The debugger shows NewWindowProc
is being hit, so the first step seems to work, so I suspect something is going wrong in the line
_oldWndProc = Marshal.GetDelegateForFunctionPointer<WNDPROC>(oldWndProc);
or
PInvoke.CallWindowProc(_oldWndProc, hWnd, Msg, wParam, lParam);
But it's hard to debug (any tips there would also be welcome.)
Has anybody done this? Does anybody know what I'm doing wrong?

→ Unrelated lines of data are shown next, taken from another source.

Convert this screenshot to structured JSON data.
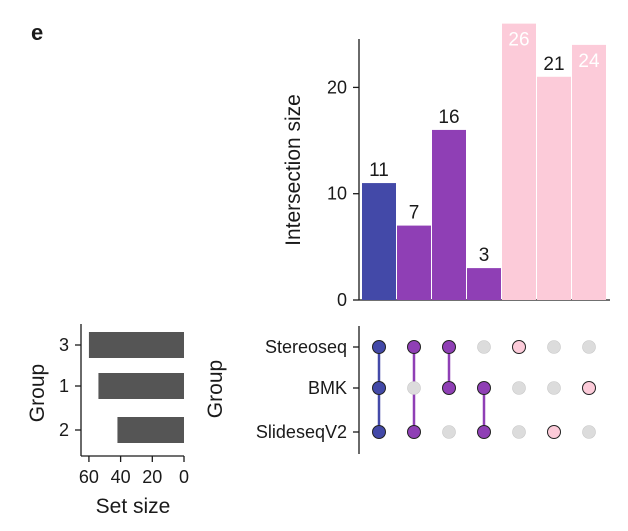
{
  "panel_label": "e",
  "chart_data": {
    "type": "upset",
    "colors": {
      "blue": "#4349a8",
      "purple": "#8f3fb5",
      "pink": "#fccbd9",
      "set_bar": "#555555",
      "dot_inactive": "#dcdcdc"
    },
    "intersection_bars": {
      "ylabel": "Intersection size",
      "ylim": [
        0,
        27
      ],
      "yticks": [
        0,
        10,
        20
      ],
      "values": [
        11,
        7,
        16,
        3,
        26,
        21,
        24
      ],
      "labels": [
        "11",
        "7",
        "16",
        "3",
        "26",
        "21",
        "24"
      ],
      "colors": [
        "blue",
        "purple",
        "purple",
        "purple",
        "pink",
        "pink",
        "pink"
      ],
      "label_inside": [
        false,
        false,
        false,
        false,
        true,
        false,
        true
      ]
    },
    "matrix": {
      "row_axis_label": "Group",
      "rows": [
        "Stereoseq",
        "BMK",
        "SlideseqV2"
      ],
      "membership": [
        [
          1,
          1,
          1
        ],
        [
          1,
          0,
          1
        ],
        [
          1,
          1,
          0
        ],
        [
          0,
          1,
          1
        ],
        [
          1,
          0,
          0
        ],
        [
          0,
          0,
          1
        ],
        [
          0,
          1,
          0
        ]
      ]
    },
    "set_size": {
      "xlabel": "Set size",
      "ylabel": "Group",
      "group_labels": [
        "3",
        "1",
        "2"
      ],
      "values": [
        60,
        54,
        42
      ],
      "xlim": [
        65,
        0
      ],
      "xticks": [
        60,
        40,
        20,
        0
      ]
    }
  }
}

Well poop. The answer was looking me right into the eye.
I had already modified the original code, think I was smart and seeing the private field _newWndProc
wasn't used anywhere. So I had made it a local variable.
and what happens then? You take a function pointer to a local delegate object, that is marked for finalization as soon as the scope ends... nothing is prolonging it's lifetime. I.e. the interop will use a pointer to an invalid object once it has been finilized!
So the solution is to undo my smart-ass optimization and make newWndProc
a field again. (This has cost me some hours to debug!)